The Colorado debate was the first dent in Obama’s inevitability strategy. Mitt Romney looked and sounded more informed, energetic, and presidential. But what has happened to the Obama campaign since can only be described as self-inflicted wounds. Sesame Street and Big Bird, binders full of women, bayonets and horses, these things called aircraft carriers. These aren’t the utterances of mindless surrogates who spew talking points on command, but instead, have been stump lines and debating points perpetuated by the president of the United States.

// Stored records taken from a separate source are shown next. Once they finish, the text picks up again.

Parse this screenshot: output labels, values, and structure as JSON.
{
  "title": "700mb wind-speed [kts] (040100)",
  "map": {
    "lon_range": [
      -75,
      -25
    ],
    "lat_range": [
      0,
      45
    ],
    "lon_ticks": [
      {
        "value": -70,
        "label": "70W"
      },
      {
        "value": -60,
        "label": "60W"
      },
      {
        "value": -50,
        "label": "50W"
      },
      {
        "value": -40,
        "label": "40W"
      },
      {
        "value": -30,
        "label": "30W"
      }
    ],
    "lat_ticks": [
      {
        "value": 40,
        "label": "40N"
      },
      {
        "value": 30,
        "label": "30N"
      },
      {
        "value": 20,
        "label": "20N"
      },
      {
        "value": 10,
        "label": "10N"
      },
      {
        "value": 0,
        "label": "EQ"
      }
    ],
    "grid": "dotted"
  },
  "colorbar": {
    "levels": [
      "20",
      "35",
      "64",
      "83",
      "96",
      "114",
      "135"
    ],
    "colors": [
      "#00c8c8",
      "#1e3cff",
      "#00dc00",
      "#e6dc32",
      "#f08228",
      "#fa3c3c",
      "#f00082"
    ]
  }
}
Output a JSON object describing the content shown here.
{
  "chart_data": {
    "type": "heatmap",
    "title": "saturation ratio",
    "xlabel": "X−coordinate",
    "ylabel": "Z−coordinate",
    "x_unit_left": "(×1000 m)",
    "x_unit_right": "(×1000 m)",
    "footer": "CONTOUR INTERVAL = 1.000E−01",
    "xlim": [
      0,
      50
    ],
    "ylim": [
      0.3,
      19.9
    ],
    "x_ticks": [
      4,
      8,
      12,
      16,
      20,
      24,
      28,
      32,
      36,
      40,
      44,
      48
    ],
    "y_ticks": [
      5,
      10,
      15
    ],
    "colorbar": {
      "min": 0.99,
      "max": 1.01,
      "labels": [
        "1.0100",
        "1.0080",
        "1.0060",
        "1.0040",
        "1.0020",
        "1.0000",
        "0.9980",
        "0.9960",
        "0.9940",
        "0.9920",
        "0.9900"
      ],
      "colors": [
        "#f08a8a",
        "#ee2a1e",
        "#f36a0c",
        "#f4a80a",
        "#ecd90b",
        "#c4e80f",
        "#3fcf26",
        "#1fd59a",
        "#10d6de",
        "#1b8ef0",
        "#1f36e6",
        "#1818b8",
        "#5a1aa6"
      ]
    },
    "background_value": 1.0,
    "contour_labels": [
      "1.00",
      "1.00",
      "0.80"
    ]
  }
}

The net effect? President Obama looks childish and churlish. His challenger looks and sounds presidential. In most elections, a presidential candidate seeks to remain above the fray, letting others do his dirty work for him. But not President Obama. He seems to relish the insignificant, the one-liners, the zingers. This has led many to declare that Obama has won the last two debates “on points.” But elections are not about debating points. Obama can rack up all the technical victories he wants in debates (and for my part, I actually don’t think Obama won last night’s debate, but we don’t need to debate the debate too much today). In the process of winning style points and landing jabs, he has diminished his “aura” and more importantly, his office.
Time will tell whether his debating approach was the right one, and whether Romney’s above-the-fray approach was appropriate. I’ve been wrong about these things before. I tend to think, however, that Obama has made a compelling case to be Emperor of Lilliput, while surrendering a claim to retaining his current office along the way.